Quando si pensa al riscaldamento domestico, è inevitabile evocare l’immagine della famiglia raccolta intorno al camino per trovare un po’ di riparo dal freddo pungente. Il camino è in effetti uno degli elementi utilizzati con più frequenza per riscaldare casa, è facile infatti trovarlo soprattutto nelle abitazioni più ampie e unifamiliari.

Al giorno d’oggi sul mercato ci sono innumerevoli proposte, ma i proprietari scelgono la soluzione più tradizionale, ossia il camino a fuoco aperto.

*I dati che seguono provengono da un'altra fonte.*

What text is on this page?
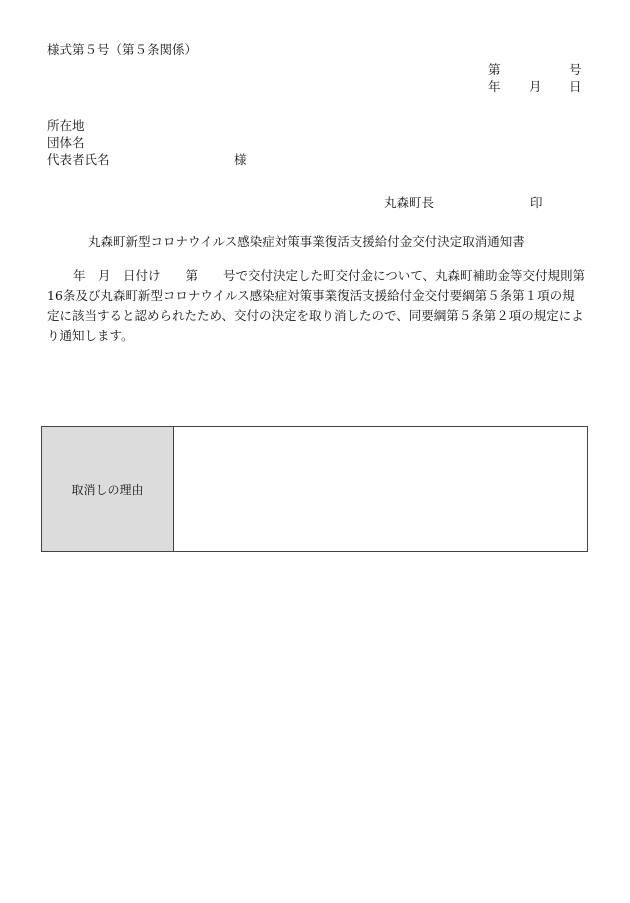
様式第５号（第５条関係）
第	号
年 月 日
所在地
団体名
代表者氏名	様
丸森町長	印
丸森町新型コロナウイルス感染症対策事業復活支援給付金交付決定取消通知書
年　月　日付け　　第　　号で交付決定した町交付金について、丸森町補助金等交付規則第16条及び丸森町新型コロナウイルス感染症対策事業復活支援給付金交付要綱第５条第１項の規定に該当すると認められたため、交付の決定を取り消したので、同要綱第５条第２項の規定により通知します。
取消しの理由
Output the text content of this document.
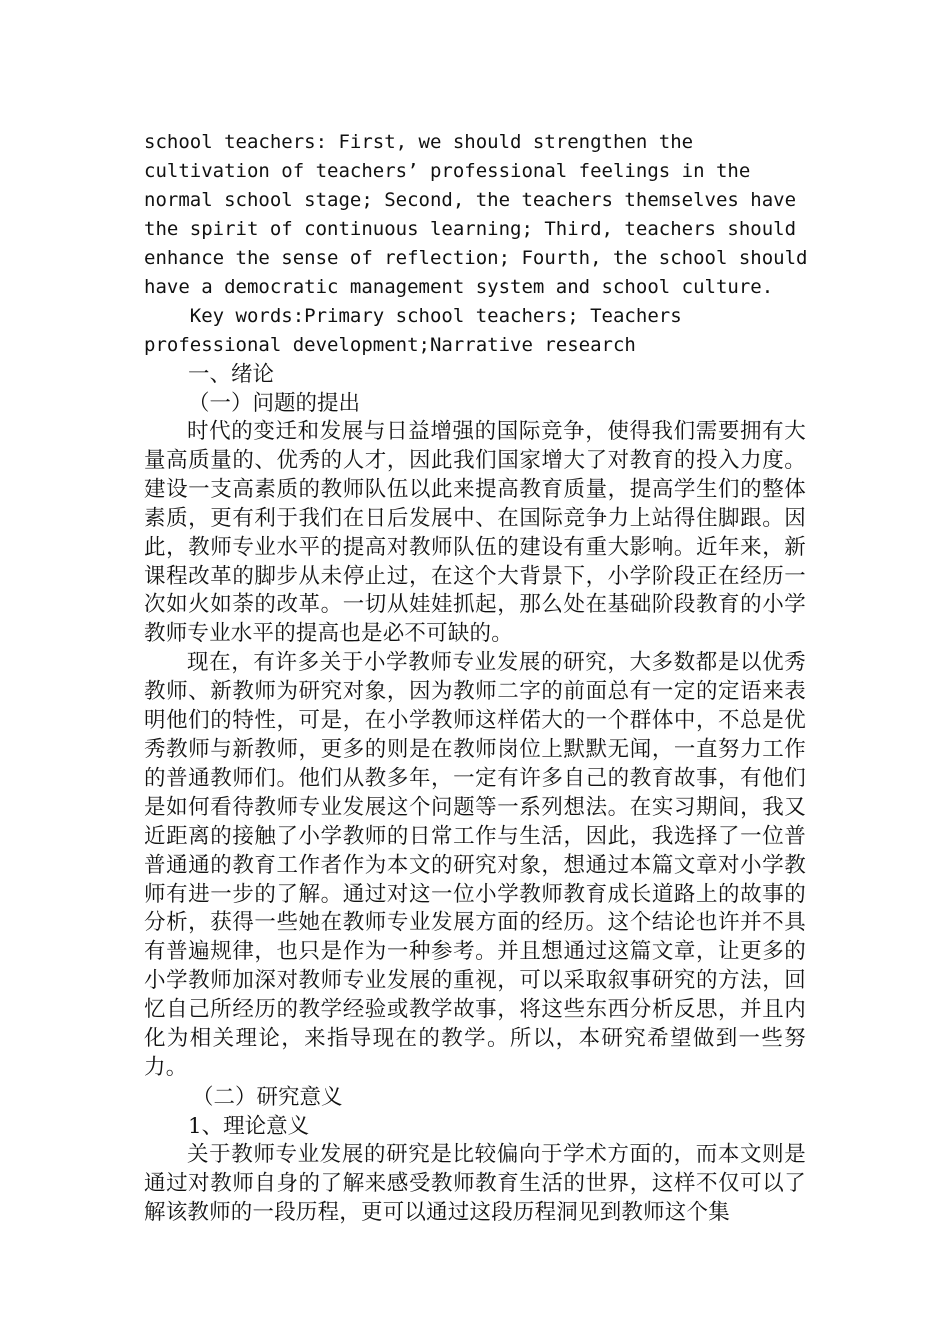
school teachers: First, we should strengthen the

cultivation of teachers’ professional feelings in the

normal school stage; Second, the teachers themselves have

the spirit of continuous learning; Third, teachers should

enhance the sense of reflection; Fourth, the school should

have a democratic management system and school culture.

Key words:Primary school teachers; Teachers

professional development;Narrative research

一、绪论

（一）问题的提出

时代的变迁和发展与日益增强的国际竞争，使得我们需要拥有大量高质量的、优秀的人才，因此我们国家增大了对教育的投入力度。建设一支高素质的教师队伍以此来提高教育质量，提高学生们的整体素质，更有利于我们在日后发展中、在国际竞争力上站得住脚跟。因此，教师专业水平的提高对教师队伍的建设有重大影响。近年来，新课程改革的脚步从未停止过，在这个大背景下，小学阶段正在经历一次如火如荼的改革。一切从娃娃抓起，那么处在基础阶段教育的小学教师专业水平的提高也是必不可缺的。

现在，有许多关于小学教师专业发展的研究，大多数都是以优秀教师、新教师为研究对象，因为教师二字的前面总有一定的定语来表明他们的特性，可是，在小学教师这样偌大的一个群体中，不总是优秀教师与新教师，更多的则是在教师岗位上默默无闻，一直努力工作的普通教师们。他们从教多年，一定有许多自己的教育故事，有他们是如何看待教师专业发展这个问题等一系列想法。在实习期间，我又近距离的接触了小学教师的日常工作与生活，因此，我选择了一位普普通通的教育工作者作为本文的研究对象，想通过本篇文章对小学教师有进一步的了解。通过对这一位小学教师教育成长道路上的故事的分析，获得一些她在教师专业发展方面的经历。这个结论也许并不具有普遍规律，也只是作为一种参考。并且想通过这篇文章，让更多的小学教师加深对教师专业发展的重视，可以采取叙事研究的方法，回忆自己所经历的教学经验或教学故事，将这些东西分析反思，并且内化为相关理论，来指导现在的教学。所以，本研究希望做到一些努力。

（二）研究意义

1、理论意义

关于教师专业发展的研究是比较偏向于学术方面的，而本文则是通过对教师自身的了解来感受教师教育生活的世界，这样不仅可以了解该教师的一段历程，更可以通过这段历程洞见到教师这个集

Qui si trae infatti un immediato beneficio, poiché il calore sprigionato dalla legna che arde si diffonde in maniera abbastanza rapida nell’ambiente ove il camino è installato. Rispetto al passato i modelli più recenti sono progettati per garantire la massima efficienza possibile. Grande attenzione è infatti riposta alla presa d’aria o alle dimensioni del focolare vero e proprio. Diversi sono anche i materiali specifici per la costruzione dei camini. Alcuni infatti hanno un interno in ghisa o acciaio, con base molto profonda che è utile soprattutto per quei modelli che possiedono anche la capacità di riscaldare acqua, i cd. termocamini.

La preferenza per il camino a fuoco aperto è legata poi anche alla doppia funzione attribuita al camino. Non solo riscaldamento, ma di frequente vi si fa ricorso a esso anche come strumento di cottura. Mai preparate le castagne arrostite con la brace prodotta dal focolare?

La progettazione del camino è un aspetto fondamentale da affrontare prima della sua installazione, in particolare per evitare il fastidioso problema del fumo. Non di rado si verificano dei casi in cui a causa di errori in fase di costruzione non si possa di fatto utilizzare il camino.

In alternativa però al camino a focolare aperto esiste anche il modello chiuso. Questa differente tipologia è dotata di un vetro frontale ceramico, resistente alle temperature elevate, che evita lo spreco del calore e anzi garantisce una migliore resa rispetto al camino aperto. La presenza del pannello evita anche la fuoriuscita di fumi e costituisce anche una protezione per l’arredamento da eventuali bruciature che spesso avvengono su divani e tappeti posti nelle vicinanze di un camino.

All’interno del camino è presente poi un apposito monoblocco al cui interno è adagiato il combustibile. In termini economici il camino chiuso risulta un po’ più oneroso rispetto alla scelta classica del camino aperto, ma la spesa iniziale è comunque recuperata nel tempo con l’ottima resa: si stima tra il 60 e l’80% a fronte di un solo 15% del camino aperto.